When he tells people he majors in weed science “I usually have to go into a little more detail,” says Ryan Rector, a graduate student from Kansas State University.

Rector, a Hillsboro High School graduate and the son of Kirby and Kathy Rector, has a bachelor of science degree in agronomy-a branch of agriculture that deals with the raising of crops and the care of the soil. He is working on his master’s degree in weed science.

While his field of study may sound somewhat humorous, it is important business to Kansas farmers.

“Weeds cause tremendous crop losses each year, and farmers spend a great deal of time, effort and money in attempts to control them,” said Dallas Peterson, coach of the K-State Weed Science Team that Rector has joined. “Training and educating young scientists and professionals in weed management is very important.”

But why weeds?

“I like agronomy and herbicides,” Rector said. “I grew up with it, and then with Dad being at Ag Service (in Hillsboro) and all, it just happened.”

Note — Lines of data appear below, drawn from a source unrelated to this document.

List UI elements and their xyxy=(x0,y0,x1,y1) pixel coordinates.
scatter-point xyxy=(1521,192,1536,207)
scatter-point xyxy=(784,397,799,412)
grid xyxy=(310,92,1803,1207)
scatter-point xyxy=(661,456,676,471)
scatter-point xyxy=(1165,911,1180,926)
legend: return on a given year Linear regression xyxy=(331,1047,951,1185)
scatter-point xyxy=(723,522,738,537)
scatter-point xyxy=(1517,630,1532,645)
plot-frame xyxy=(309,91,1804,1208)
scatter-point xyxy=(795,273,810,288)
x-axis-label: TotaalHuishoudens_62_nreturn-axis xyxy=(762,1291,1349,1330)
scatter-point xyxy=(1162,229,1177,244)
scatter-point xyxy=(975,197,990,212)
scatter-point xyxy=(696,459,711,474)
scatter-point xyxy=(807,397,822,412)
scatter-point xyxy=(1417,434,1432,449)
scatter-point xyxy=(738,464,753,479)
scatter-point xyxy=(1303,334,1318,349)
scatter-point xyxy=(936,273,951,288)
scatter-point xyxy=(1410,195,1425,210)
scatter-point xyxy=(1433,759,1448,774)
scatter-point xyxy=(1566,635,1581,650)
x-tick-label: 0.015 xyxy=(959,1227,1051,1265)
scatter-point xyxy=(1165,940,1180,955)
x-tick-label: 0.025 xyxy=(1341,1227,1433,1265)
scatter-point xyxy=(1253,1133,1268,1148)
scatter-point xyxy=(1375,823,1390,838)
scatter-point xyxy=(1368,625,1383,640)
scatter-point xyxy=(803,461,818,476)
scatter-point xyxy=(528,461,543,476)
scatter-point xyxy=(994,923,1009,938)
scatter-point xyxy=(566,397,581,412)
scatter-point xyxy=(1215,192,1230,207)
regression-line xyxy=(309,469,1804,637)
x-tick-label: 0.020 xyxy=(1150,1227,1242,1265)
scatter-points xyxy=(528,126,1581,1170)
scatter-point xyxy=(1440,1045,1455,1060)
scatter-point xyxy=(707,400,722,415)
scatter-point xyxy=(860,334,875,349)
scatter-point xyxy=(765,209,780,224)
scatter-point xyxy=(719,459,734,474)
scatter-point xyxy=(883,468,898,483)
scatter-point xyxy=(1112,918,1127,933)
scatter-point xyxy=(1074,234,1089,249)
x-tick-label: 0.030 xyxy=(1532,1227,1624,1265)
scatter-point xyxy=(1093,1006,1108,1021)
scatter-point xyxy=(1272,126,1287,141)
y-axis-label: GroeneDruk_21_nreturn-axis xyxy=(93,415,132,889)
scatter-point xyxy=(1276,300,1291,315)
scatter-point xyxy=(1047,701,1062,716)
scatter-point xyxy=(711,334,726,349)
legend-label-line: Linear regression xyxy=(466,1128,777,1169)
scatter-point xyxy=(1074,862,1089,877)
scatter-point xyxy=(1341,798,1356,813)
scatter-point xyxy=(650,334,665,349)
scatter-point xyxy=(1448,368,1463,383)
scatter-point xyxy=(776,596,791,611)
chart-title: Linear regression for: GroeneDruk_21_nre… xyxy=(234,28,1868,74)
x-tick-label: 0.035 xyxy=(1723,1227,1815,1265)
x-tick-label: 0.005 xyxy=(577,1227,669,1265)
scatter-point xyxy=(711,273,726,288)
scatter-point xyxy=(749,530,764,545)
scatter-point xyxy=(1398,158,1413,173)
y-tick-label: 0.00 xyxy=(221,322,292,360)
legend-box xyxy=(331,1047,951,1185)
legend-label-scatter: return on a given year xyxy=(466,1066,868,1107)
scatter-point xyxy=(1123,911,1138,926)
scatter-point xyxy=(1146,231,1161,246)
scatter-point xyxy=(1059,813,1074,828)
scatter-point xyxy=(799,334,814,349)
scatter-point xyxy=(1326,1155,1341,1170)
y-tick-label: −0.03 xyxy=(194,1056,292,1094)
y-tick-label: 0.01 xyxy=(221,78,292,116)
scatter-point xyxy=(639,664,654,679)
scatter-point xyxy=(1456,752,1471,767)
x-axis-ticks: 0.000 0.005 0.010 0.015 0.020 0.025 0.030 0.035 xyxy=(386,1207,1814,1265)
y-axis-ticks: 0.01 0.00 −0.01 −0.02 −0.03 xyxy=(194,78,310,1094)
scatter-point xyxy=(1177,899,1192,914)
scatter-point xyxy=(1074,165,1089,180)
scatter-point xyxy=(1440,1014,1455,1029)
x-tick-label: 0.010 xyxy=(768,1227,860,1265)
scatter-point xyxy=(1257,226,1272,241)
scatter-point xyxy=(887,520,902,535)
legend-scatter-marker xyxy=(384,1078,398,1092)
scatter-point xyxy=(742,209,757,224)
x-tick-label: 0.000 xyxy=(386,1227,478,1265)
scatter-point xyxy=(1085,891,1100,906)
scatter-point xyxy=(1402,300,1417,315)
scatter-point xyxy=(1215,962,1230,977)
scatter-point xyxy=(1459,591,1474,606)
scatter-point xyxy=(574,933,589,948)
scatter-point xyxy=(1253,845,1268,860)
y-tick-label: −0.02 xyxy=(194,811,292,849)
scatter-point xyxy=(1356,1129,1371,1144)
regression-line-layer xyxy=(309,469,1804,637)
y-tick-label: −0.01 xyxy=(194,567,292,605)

Last July, Rector and five fellow students competed in the North Central Weed Contest sponsored by the Northwest Weed Science Society in Oxford, Ind.

The annual event is hosted by different herbicide companies, and this year it was Bayer’s turn.

“There were four parts to the competition,” Rector said, “and each part was timed. It was a long day.”

Rector said students had to be well-prepared to compete in this multi-faceted contest.

The first part of the contest focused on weed identification. Rector said students were expected to identify 25 out of 70 weeds, their seeds, and seedlings.

“We had to know all 70 because we didn’t know which 25 they would pull out and test us on,” he said.

The second part of the test involved calibration. This test was subdivided into two parts, one written and one demonstration.

Test number three required the identification of unknown herbicides.

Rector said 10 plots were each sprayed with a different herbicide. Students were asked to identify the herbicide by observing plant damage and injuries to remaining plants.

The fourth test was a problem-solving exam.

“We acted as the chemical representative,” Rector said, “and someone else was the farmer. The farmer gave us the problem and we had to identify the problem and come up with a recommendation. The judge was there to listen to the entire discussion.”

After Rector completes his master’s degree, he hopes to acquire a doctorate.

“I have will have received two degrees from K-State, so I will go to another university for my Ph.D,” Rector said. “But I do want to stay in the midwest.”

After school he hopes to research and develop new herbicides for a chemical company.